Le chanteur Tsew the Kid, dont le vrai nom est Tsiry Ralaiarisedy, est au cœur d’une tempête médiatique suite à des allégations graves de viols conjugaux et de violences. Artiste reconnu dans le paysage RnB français depuis 2019, il a su s’imposer avec des titres tels que « Wouna » et « Laisse-moi t’aimer ». Cependant, l’annonce de sa mise en examen, officialisée en janvier 2026, a bouleversé l’image positive qu’il véhiculait jusqu’alors.
EN BREF
- Tsew the Kid, mis en examen pour viols conjugaux, clame son innocence.
- Plusieurs femmes l’accusent de violences et d’abus sexuels, des faits allant de 2020 à 2024.
- Le parquet de Paris poursuit l’instruction, tandis que l’artiste continue sa carrière musicale.
Les accusations portent sur des événements supposément survenus entre 2020 et août 2024, au sein du cercle intime du chanteur. Au total, trois femmes l’accusent de viols conjugaux, tandis qu’une quatrième évoque des violences physiques. Un éclairage particulier est donné par les témoignages de ces plaignantes, qui décrivent des situations d’emprise et de contrôle exercé par l’artiste.

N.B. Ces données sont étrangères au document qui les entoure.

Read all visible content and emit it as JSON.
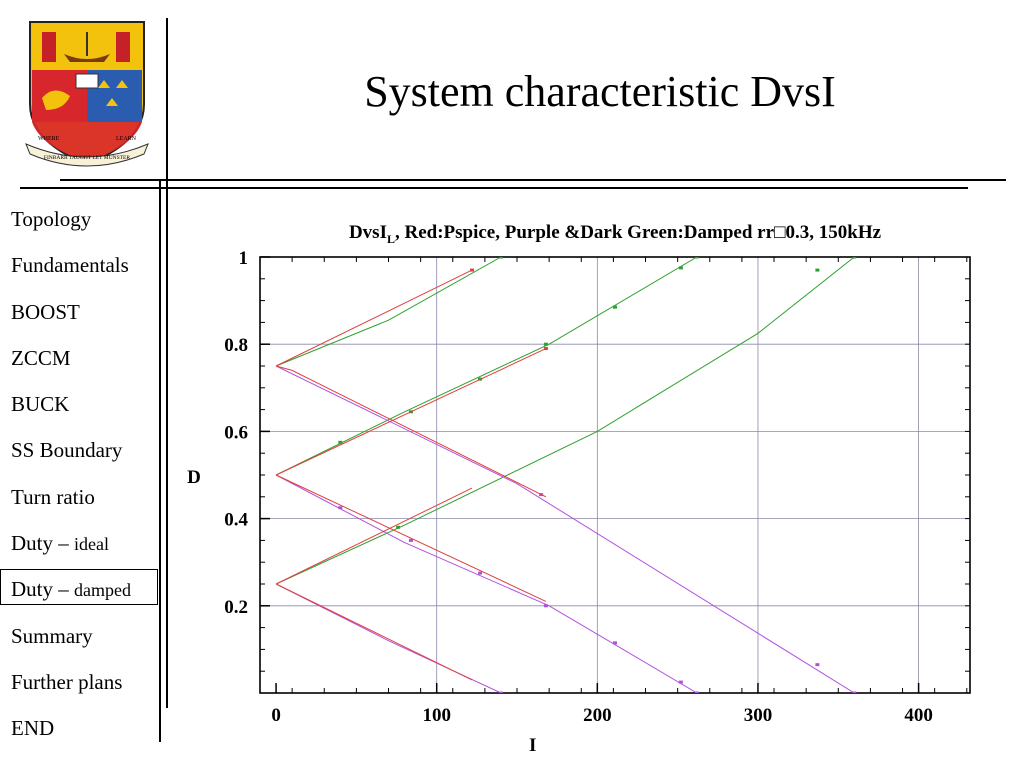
{
  "slide": {
    "title": "System characteristic DvsI",
    "crest": {
      "motto_left": "WHERE",
      "motto_right": "LEARN",
      "motto_bottom": "FINBARR TAUGHT LET MUNSTER"
    }
  },
  "nav": {
    "items": [
      {
        "label": "Topology",
        "suffix": "",
        "active": false
      },
      {
        "label": "Fundamentals",
        "suffix": "",
        "active": false
      },
      {
        "label": "BOOST",
        "suffix": "",
        "active": false
      },
      {
        "label": "ZCCM",
        "suffix": "",
        "active": false
      },
      {
        "label": "BUCK",
        "suffix": "",
        "active": false
      },
      {
        "label": "SS Boundary",
        "suffix": "",
        "active": false
      },
      {
        "label": "Turn ratio",
        "suffix": "",
        "active": false
      },
      {
        "label": "Duty – ",
        "suffix": "ideal",
        "active": false
      },
      {
        "label": "Duty – ",
        "suffix": "damped",
        "active": true
      },
      {
        "label": "Summary",
        "suffix": "",
        "active": false
      },
      {
        "label": "Further plans",
        "suffix": "",
        "active": false
      },
      {
        "label": "END",
        "suffix": "",
        "active": false
      }
    ]
  },
  "chart_data": {
    "type": "line",
    "title_main": "DvsI",
    "title_sub": "L",
    "title_rest": ", Red:Pspice, Purple &Dark Green:Damped rr□0.3, 150kHz",
    "xlabel": "I",
    "ylabel": "D",
    "xlim": [
      -10,
      432
    ],
    "ylim": [
      0,
      1
    ],
    "xticks": [
      0,
      100,
      200,
      300,
      400
    ],
    "yticks": [
      0.2,
      0.4,
      0.6,
      0.8,
      1
    ],
    "ytick_labels": [
      "0.2",
      "0.4",
      "0.6",
      "0.8",
      "1"
    ],
    "grid": true,
    "colors": {
      "pspice": "#e04040",
      "rising": "#2ea02e",
      "falling": "#b050e0",
      "grid": "#8a8aaa"
    },
    "series": [
      {
        "group": "rising",
        "color": "#2ea02e",
        "points": [
          [
            0,
            0.75
          ],
          [
            70,
            0.855
          ],
          [
            140,
            1.0
          ]
        ],
        "markers": [
          [
            140,
            1.0
          ]
        ]
      },
      {
        "group": "rising",
        "color": "#2ea02e",
        "points": [
          [
            0,
            0.5
          ],
          [
            80,
            0.645
          ],
          [
            170,
            0.8
          ],
          [
            262,
            1.0
          ]
        ],
        "markers": [
          [
            40,
            0.575
          ],
          [
            84,
            0.645
          ],
          [
            127,
            0.72
          ],
          [
            168,
            0.8
          ],
          [
            211,
            0.885
          ],
          [
            252,
            0.975
          ],
          [
            262,
            1.0
          ]
        ]
      },
      {
        "group": "rising",
        "color": "#2ea02e",
        "points": [
          [
            0,
            0.25
          ],
          [
            80,
            0.385
          ],
          [
            200,
            0.6
          ],
          [
            300,
            0.825
          ],
          [
            360,
            1.0
          ]
        ],
        "markers": [
          [
            76,
            0.38
          ],
          [
            337,
            0.97
          ],
          [
            360,
            1.0
          ]
        ]
      },
      {
        "group": "falling",
        "color": "#b050e0",
        "points": [
          [
            0,
            0.75
          ],
          [
            150,
            0.48
          ],
          [
            360,
            0.0
          ]
        ],
        "markers": [
          [
            165,
            0.455
          ],
          [
            337,
            0.065
          ],
          [
            360,
            0.0
          ]
        ]
      },
      {
        "group": "falling",
        "color": "#b050e0",
        "points": [
          [
            0,
            0.5
          ],
          [
            80,
            0.345
          ],
          [
            170,
            0.2
          ],
          [
            262,
            0.0
          ]
        ],
        "markers": [
          [
            40,
            0.425
          ],
          [
            84,
            0.35
          ],
          [
            127,
            0.275
          ],
          [
            168,
            0.2
          ],
          [
            211,
            0.115
          ],
          [
            252,
            0.025
          ],
          [
            262,
            0.0
          ]
        ]
      },
      {
        "group": "falling",
        "color": "#b050e0",
        "points": [
          [
            0,
            0.25
          ],
          [
            70,
            0.12
          ],
          [
            140,
            0.0
          ]
        ],
        "markers": [
          [
            140,
            0.0
          ]
        ]
      },
      {
        "group": "pspice",
        "color": "#e04040",
        "points": [
          [
            0,
            0.75
          ],
          [
            122,
            0.97
          ]
        ],
        "markers": [
          [
            122,
            0.97
          ]
        ]
      },
      {
        "group": "pspice",
        "color": "#e04040",
        "points": [
          [
            0,
            0.75
          ],
          [
            10,
            0.74
          ],
          [
            168,
            0.45
          ]
        ],
        "markers": []
      },
      {
        "group": "pspice",
        "color": "#e04040",
        "points": [
          [
            0,
            0.5
          ],
          [
            168,
            0.79
          ]
        ],
        "markers": [
          [
            168,
            0.79
          ]
        ]
      },
      {
        "group": "pspice",
        "color": "#e04040",
        "points": [
          [
            0,
            0.5
          ],
          [
            168,
            0.21
          ]
        ],
        "markers": []
      },
      {
        "group": "pspice",
        "color": "#e04040",
        "points": [
          [
            0,
            0.25
          ],
          [
            122,
            0.03
          ]
        ],
        "markers": []
      },
      {
        "group": "pspice",
        "color": "#e04040",
        "points": [
          [
            0,
            0.25
          ],
          [
            122,
            0.47
          ]
        ],
        "markers": []
      }
    ]
  }
}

Les récits des victimes sont particulièrement troublants. En décembre 2023, l’une des femmes a rapporté un incident où, selon elle, elle aurait subi une pénétration anale avec un objet alors qu’elle était sous l’emprise d’une plante hallucinogène. Une autre plaignante, âgée de 18 ans à l’époque des faits, accuse le chanteur d’avoir imposé des pénétrations vaginales. Tsew the Kid aurait même reconnu dans une lettre avoir abusé de la confiance de l’une de ses victimes.
Ces témoignages renforcent l’idée d’un « mécanisme d’emprise » ciblant des jeunes femmes, souvent vulnérables en raison de leur âge ou de traumatismes antérieurs. Les avocates des parties civiles, Emma Eliakim et Missiva Chermak Felonneau, soulignent l’importance de ces récits dans la construction d’un dossier solide. De leur côté, les avocats de la défense insistent sur la présomption d’innocence, évoquant des relations sentimentales qui auraient pu être mal interprétées.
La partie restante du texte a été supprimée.